Как интересно, однако, меняла Великая Отечественная война судьбы людей, тех, кто до нее находился не в ладах с Советской властью. Одни из них естественно оказывались в рядах полицаев и в армии Власова, а другие, познав на своей шкуре фашистский порядок, стали на защиту Советской власти. Многие из них отдали за нее жизнь. Многие вернулись с войны коммунистами. А ведь вступление в партию на фронте означало только одно: «Коммунисты, вперед!» Я сам встречал таких людей. Да, в нашей деревне до войны многие из мужиков позволяли себе высказывать неудовольствие властью, а на службу фашистам добровольно пошел только кренинский Андрюха Зоб. В последние годы некоторые известные российские радикально-демократические писатели и историки-публицисты, бывшие до этого много лет активными членами Союза писателей и Союза журналистов СССР, вдруг резко поменяли свои оценки Великой Отечественной войны вплоть до того, что литературными героями их публикаций стали предатели: полицаи, власовцы и трусы. По их новым версиям, они никакого предательства по отношению к России не совершали. А переходя на сторону врага, они якобы таким образом выступили на борьбу против якобы ненавистной народу Советской власти и за возрождение «Новой демократической России». Получается у них теперь так, что настоящими героями и патриотами были предатели-власовцы, а не те, кто отдавал жизнь за Советскую Родину, за свой народ.
Мне легко опровергнуть этот досужий и плохо пахнущий домысел. Я сам был добровольцем на войне. И весь наш истребительно-мотострелковый полк состоял из добровольцев, и все мои друзья – сверстники и одноклассники, – вступая в ряды Советской Армии, знали только одно: к нам пришла большая беда, и Родину надо защищать всеми силами.
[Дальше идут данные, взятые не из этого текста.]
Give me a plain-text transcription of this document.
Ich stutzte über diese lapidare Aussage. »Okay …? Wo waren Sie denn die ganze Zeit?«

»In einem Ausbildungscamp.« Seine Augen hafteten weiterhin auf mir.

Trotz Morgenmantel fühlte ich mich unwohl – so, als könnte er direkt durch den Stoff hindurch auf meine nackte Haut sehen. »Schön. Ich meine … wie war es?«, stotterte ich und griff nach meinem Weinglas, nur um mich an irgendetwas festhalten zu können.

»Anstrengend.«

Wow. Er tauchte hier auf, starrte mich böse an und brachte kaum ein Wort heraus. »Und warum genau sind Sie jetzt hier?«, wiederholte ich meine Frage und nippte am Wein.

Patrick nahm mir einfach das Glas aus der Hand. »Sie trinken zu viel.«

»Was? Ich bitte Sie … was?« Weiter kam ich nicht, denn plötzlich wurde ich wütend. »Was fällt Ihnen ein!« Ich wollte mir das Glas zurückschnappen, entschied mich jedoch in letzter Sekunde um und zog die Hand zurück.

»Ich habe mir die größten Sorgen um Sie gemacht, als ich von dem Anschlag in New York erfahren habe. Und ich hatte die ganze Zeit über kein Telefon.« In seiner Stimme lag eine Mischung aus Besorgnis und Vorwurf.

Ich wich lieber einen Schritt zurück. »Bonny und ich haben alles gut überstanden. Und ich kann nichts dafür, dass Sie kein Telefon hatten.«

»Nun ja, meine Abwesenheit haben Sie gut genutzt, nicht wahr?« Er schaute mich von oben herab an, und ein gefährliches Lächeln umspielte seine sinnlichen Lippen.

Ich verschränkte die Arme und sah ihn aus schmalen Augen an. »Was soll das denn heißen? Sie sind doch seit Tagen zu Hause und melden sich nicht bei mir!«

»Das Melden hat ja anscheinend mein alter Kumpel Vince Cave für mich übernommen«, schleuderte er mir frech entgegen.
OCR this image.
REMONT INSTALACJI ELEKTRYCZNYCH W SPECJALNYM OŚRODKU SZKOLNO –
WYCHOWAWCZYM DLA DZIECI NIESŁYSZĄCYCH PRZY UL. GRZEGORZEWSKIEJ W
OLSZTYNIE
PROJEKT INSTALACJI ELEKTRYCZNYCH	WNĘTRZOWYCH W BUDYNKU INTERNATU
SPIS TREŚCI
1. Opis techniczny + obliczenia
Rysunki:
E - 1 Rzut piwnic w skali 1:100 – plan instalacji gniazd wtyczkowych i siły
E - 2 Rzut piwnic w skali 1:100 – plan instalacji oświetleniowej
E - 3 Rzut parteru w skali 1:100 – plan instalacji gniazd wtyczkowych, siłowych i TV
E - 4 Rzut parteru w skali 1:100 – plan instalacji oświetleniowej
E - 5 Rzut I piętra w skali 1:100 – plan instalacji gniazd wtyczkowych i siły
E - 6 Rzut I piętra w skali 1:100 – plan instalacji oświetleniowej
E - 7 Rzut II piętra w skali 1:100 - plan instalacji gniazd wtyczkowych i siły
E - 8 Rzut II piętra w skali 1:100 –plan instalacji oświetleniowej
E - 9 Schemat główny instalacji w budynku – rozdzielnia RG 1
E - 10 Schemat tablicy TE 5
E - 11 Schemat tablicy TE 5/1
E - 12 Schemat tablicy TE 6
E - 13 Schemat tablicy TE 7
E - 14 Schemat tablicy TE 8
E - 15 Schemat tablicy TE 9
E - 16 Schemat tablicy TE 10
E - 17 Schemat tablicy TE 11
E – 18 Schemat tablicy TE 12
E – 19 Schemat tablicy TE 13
Может быть, не все сразу поняли эту неизбежность. Конечно, кое-кого тешили какие-то иные надежды, и они оказались в рядах предателей. А другие, пережив на своей шкуре фашистский оккупационный порядок, взялись за оружие, ушли в партизанские отряды и в Красную Армию и до Победы, не жалея жизни, сражались с фашизмом, за Родину и за Советсткую власть.
А полицаи и власовцы, как бы ни старались наши перековавшиеся писатели, так и останутся в памяти народной как трусы, негодяи и предатели.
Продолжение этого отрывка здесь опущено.